U.S. consumers boosted their spending in February by the most in seven months. But Americans’ income barely grew, and the saving rate fell to its lowest point in more than two years.The Commerce Department said Friday that consumer spending rose 0.8 percent last month. Income grew 0.2 percent, matching January’s weak increase. And when taking inflation into account, income after taxes fell for a second straight month.
Some of the higher spending last month reflected surging gas prices. But consumers spent more on other goods and services, too. After excluding inflation, which was due mainly to gas prices, spending rose a solid 0.5 percent.
The saving rate dropped to 3.7 percent of after-tax income in February. That was the lowest level since August 2009. The saving rate had been 4.3 percent in January.
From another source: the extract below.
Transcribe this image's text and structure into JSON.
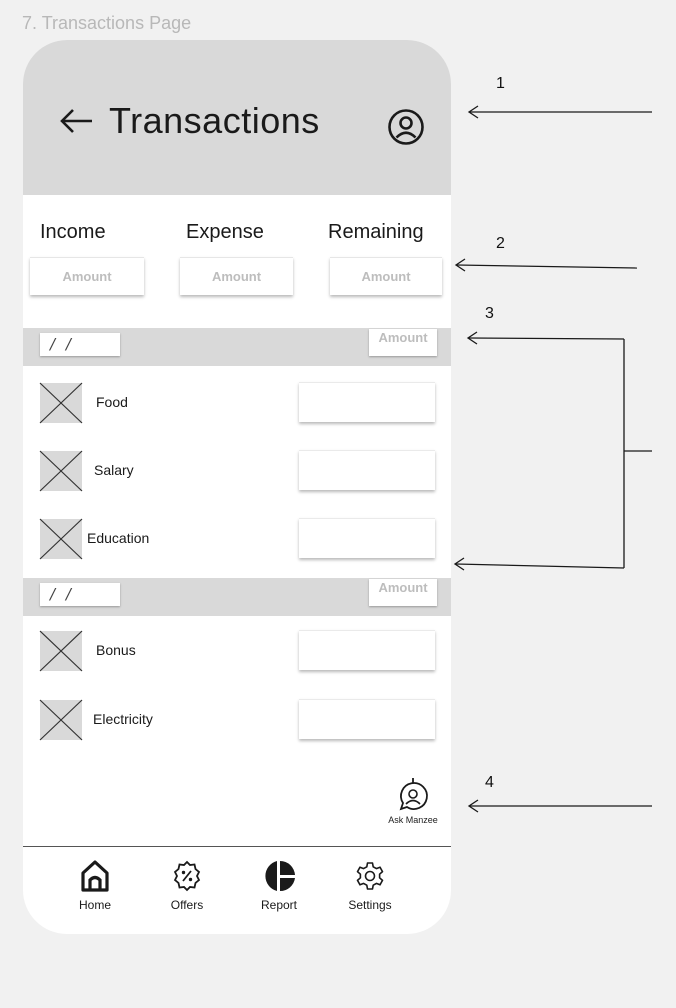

It had averaged 4.7 percent for all of last year.
The economy has added an average of 245,000 jobs a month from December through February. That’s lowered the unemployment rate to 8.3 percent, the lowest in three years. Most economists expect a similar number of net jobs added in March.
So far, more robust hiring has yet to lift growth. The economy grew at an annual rate of 3 percent in the October-December quarter and most analysts expect that pace slowed in the January-March quarter.
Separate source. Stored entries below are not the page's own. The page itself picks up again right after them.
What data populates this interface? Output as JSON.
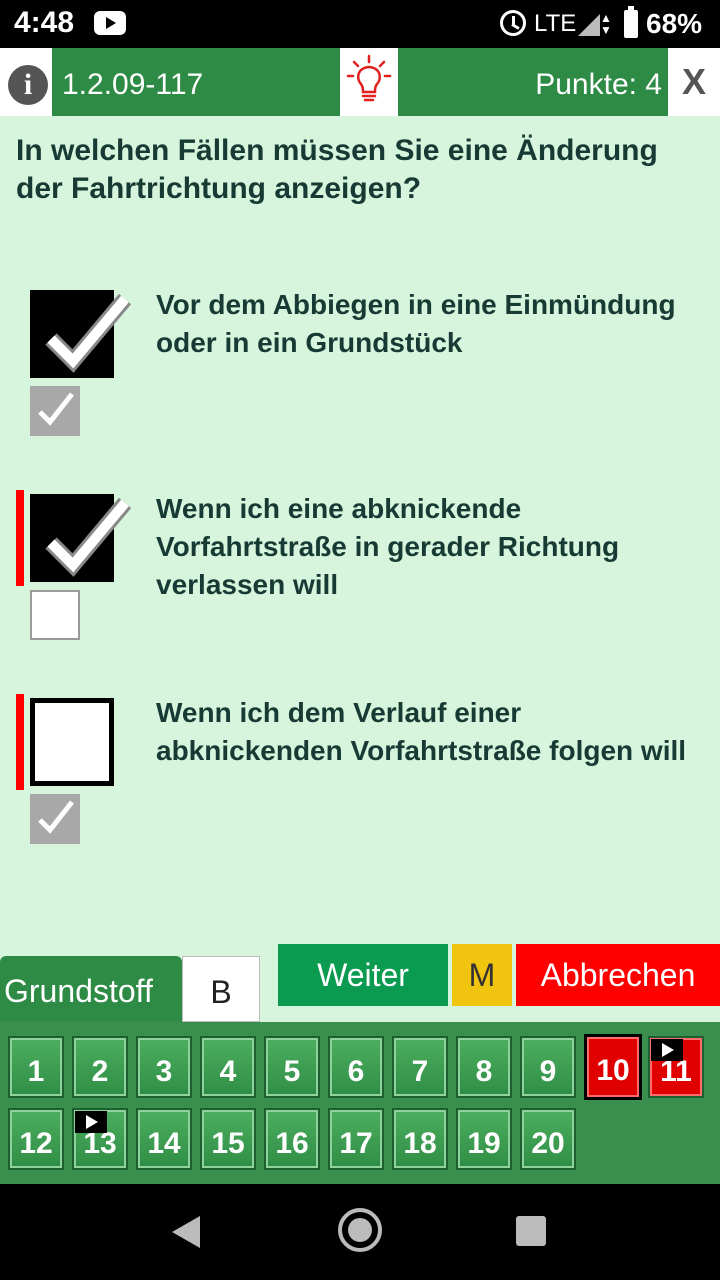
{
  "status_bar": {
    "time": "4:48",
    "network": "LTE",
    "battery": "68%"
  },
  "header": {
    "question_code": "1.2.09-117",
    "points": "Punkte: 4",
    "close_label": "X",
    "info_label": "i"
  },
  "question": {
    "text": "In welchen Fällen müssen Sie eine Änderung der Fahrtrichtung anzeigen?"
  },
  "answers": [
    {
      "text": "Vor dem Abbiegen in eine Einmündung oder in ein Grundstück",
      "user_checked": true,
      "correct": true,
      "marked_wrong": false
    },
    {
      "text": "Wenn ich eine abknickende Vorfahrtstraße in gerader Richtung verlassen will",
      "user_checked": true,
      "correct": false,
      "marked_wrong": true
    },
    {
      "text": "Wenn ich dem Verlauf einer abknickenden Vorfahrtstraße folgen will",
      "user_checked": false,
      "correct": true,
      "marked_wrong": true
    }
  ],
  "tabs": {
    "grundstoff": "Grundstoff",
    "class": "B"
  },
  "buttons": {
    "next": "Weiter",
    "mark": "M",
    "cancel": "Abbrechen"
  },
  "question_numbers": {
    "row1": [
      "1",
      "2",
      "3",
      "4",
      "5",
      "6",
      "7",
      "8",
      "9",
      "10",
      "11"
    ],
    "row2": [
      "12",
      "13",
      "14",
      "15",
      "16",
      "17",
      "18",
      "19",
      "20"
    ],
    "current": "10",
    "wrong": [
      "10",
      "11"
    ],
    "flagged": [
      "11",
      "13"
    ]
  },
  "colors": {
    "green": "#2e8b45",
    "background": "#d6f5dc",
    "red": "#ff0000",
    "yellow": "#f1c40f"
  },
  "icons": [
    "info-icon",
    "lightbulb-icon",
    "close-icon",
    "checkmark-icon",
    "flag-icon",
    "nav-back-icon",
    "nav-home-icon",
    "nav-recent-icon"
  ]
}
Consumer spending drives 70 percent of economic activity.
On Friday, the national average price for a gallon of gas was $3.92, according to AAA. In 11 states, the price is more than $4 per gallon.
Higher gas prices could eventually slow growth by causing some people to cut spending on other goods, from appliances and furniture to electronics and vacations. Gasoline purchases provide less benefit for the U.S. economy because about half of the revenue flows to oil-exporting nations, though U.S. oil companies and gasoline retailers also benefit.
Despite paying more to fill their tanks, consumers remain optimistic about the economy. The Conference Board, a New York-based private research group, said its gauge of consumer confidence held nearly steady in March after reaching its highest level in a year in February.